The chapel at St. Teresa’s Academy pays homage to the patron saint of lacemakers in a unique way

Photography by KDog Photo

A white aluminum façade wraps St. Teresa’s Academy’s chapel as if it were an intricately woven mantilla of lace. It’s delicate but sturdy and striking.

When the all-girls Catholic school in the heart of Brookside decided to build a new chapel and academic space on the main campus quadrangle in 2011, they knew it needed to be well thought out. The space was in a prominent location, and it would serve as the spiritual heart of the school and gateway to campus.

The school hired the firm Gould Evans Architecture, who went about surveying the students and faculty to learn what type of structure they envisioned.

A “vision for the chapel emerged as a soft, feminine, contemplative space flooded with light and connected to nature,” state the architects. There was also a strong desire to connect the chapel to the narrative of St. Teresa, the patron saint of lacemakers.

“Achieving harmony between sacred and secular is the very essence of the school’s mission,” according to the architects.

The result was a ten thousand-square-foot building housing a hundred-and-fifty-seat chapel and several classrooms that can also convert to banquet facilities. The building’s interiors are clean and modern yet contemplative and peaceful. The chapel has an almost ethereal feel, with tall narrow windows that flank the wall curving around the altar. They show glimpses of the white aluminum façade on the outside and let in dappled light—a modern-day alternative to stained glass. 

Gould Evans brought in Zahner, a metal engineering and design company headquartered in Kansas City, to help build and design the unique metal screen that envelops the chapel.
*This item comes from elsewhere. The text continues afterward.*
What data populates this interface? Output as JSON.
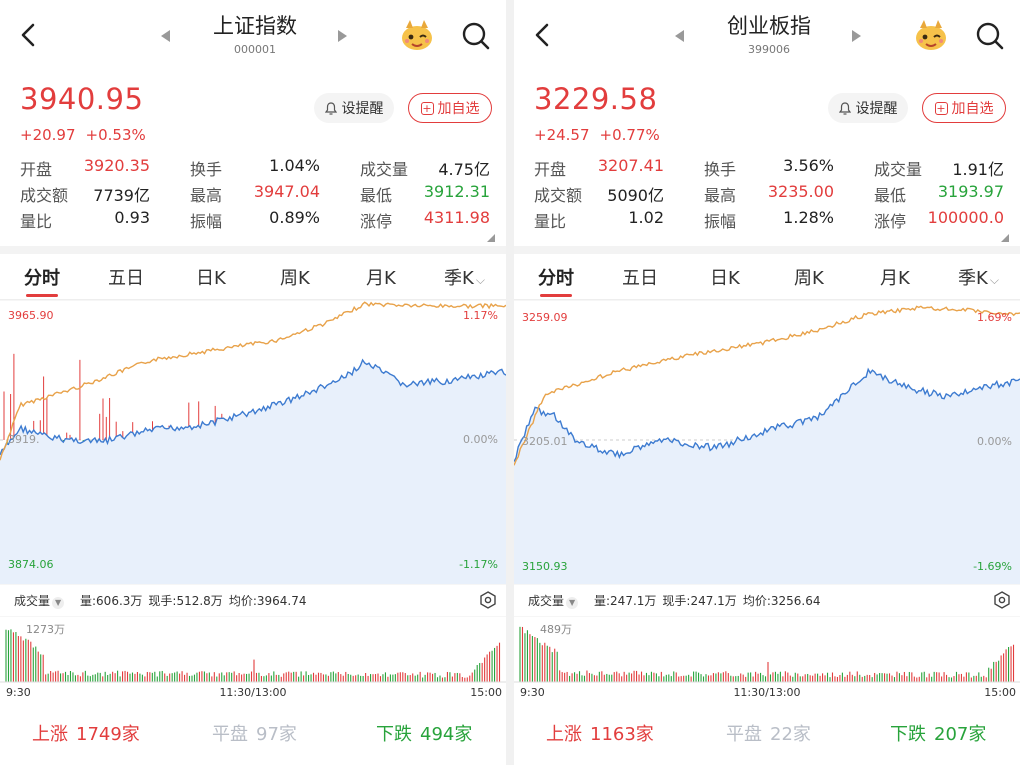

Because of the substantial thickness and curvatures, several iterations of manufacturing design research went into making the lace skin work, Zahner says. “The design team conducted material experimentation and digital fabrication explorations to translate the concept of creating a lace scrim into built form.”

It was also important that the new chapel be able to stand out yet also blend in with the other brick buildings of varying age that dot the campus at the school, which was founded in 1866, making it the oldest school in the city.